FO Justice tient à exprimer sa plus vive indignation suite à la diffusion, sur un profil personnel identifié comme celui de la secrétaire générale du SNEPAP-FSU, d’une image représentant un mur comportant de multiples inscriptions particulièrement choquantes.

Par ailleurs, FO Justice s’interroge sur le silence des organisations syndicales engagées en intersyndicale avec le SNEPAP-FSU, notamment l’UFAP UNSa Justice et la CGT. Leur absence de réaction face à de tels agissements interroge et laisse planer un doute sur leur positionnement.

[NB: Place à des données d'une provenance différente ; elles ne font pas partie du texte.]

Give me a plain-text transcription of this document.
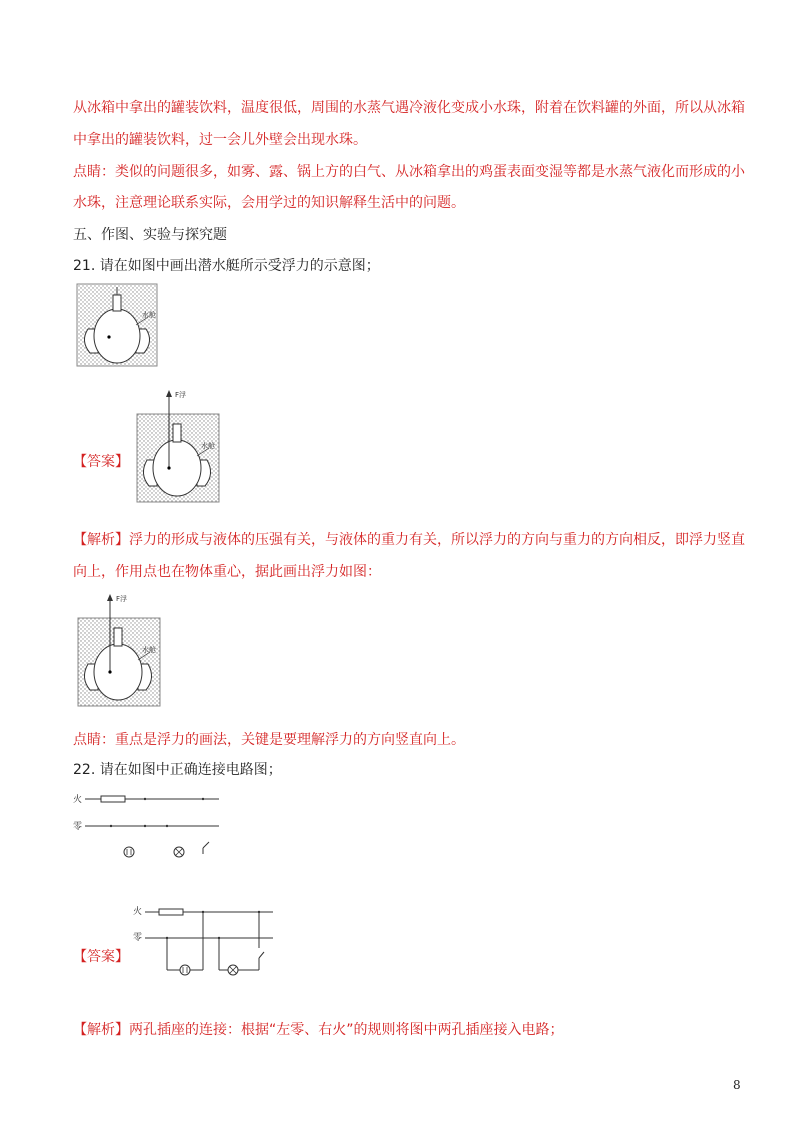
从冰箱中拿出的罐装饮料，温度很低，周围的水蒸气遇冷液化变成小水珠，附着在饮料罐的外面，所以从冰箱
中拿出的罐装饮料，过一会儿外壁会出现水珠。
点睛：类似的问题很多，如雾、露、锅上方的白气、从冰箱拿出的鸡蛋表面变湿等都是水蒸气液化而形成的小
水珠，注意理论联系实际，会用学过的知识解释生活中的问题。
五、作图、实验与探究题
21. 请在如图中画出潜水艇所示受浮力的示意图；
水舱
【答案】
F浮
水舱
【解析】浮力的形成与液体的压强有关，与液体的重力有关，所以浮力的方向与重力的方向相反，即浮力竖直
向上，作用点也在物体重心，据此画出浮力如图：
F浮
水舱
点睛：重点是浮力的画法，关键是要理解浮力的方向竖直向上。
22. 请在如图中正确连接电路图；
火
零
【答案】
火
零
【解析】两孔插座的连接：根据“左零、右火”的规则将图中两孔插座接入电路；
8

La mise en avant et la diffusion d’un tel contenu ne peuvent être considérées comme anodines. Elles participent à la banalisation de propos violents et portent une atteinte directe à l’honneur, à la dignité et à la légitimité des personnels pénitentiaires.

FO Justice rappelle que les femmes et les hommes de l’administration pénitentiaire exercent leurs missions dans des conditions souvent difficiles, avec professionnalisme, engagement et sens du service public. Relayer ou valoriser des messages appelant à la destruction des prisons ou visant directement les personnels est irresponsable et inacceptable.

FO Justice condamne fermement cette publication et exige des explications claires de la part du SNEPAP-FSU et de ses alliés !

FO Justice continuera de défendre sans relâche l’honneur et la considération des personnels pénitentiaires face à toute dérive de ce type.

FO Justice continuera de défendre sans relâche l’honneur et la considération des personnels pénitentiaires face à toute dérive de ce type.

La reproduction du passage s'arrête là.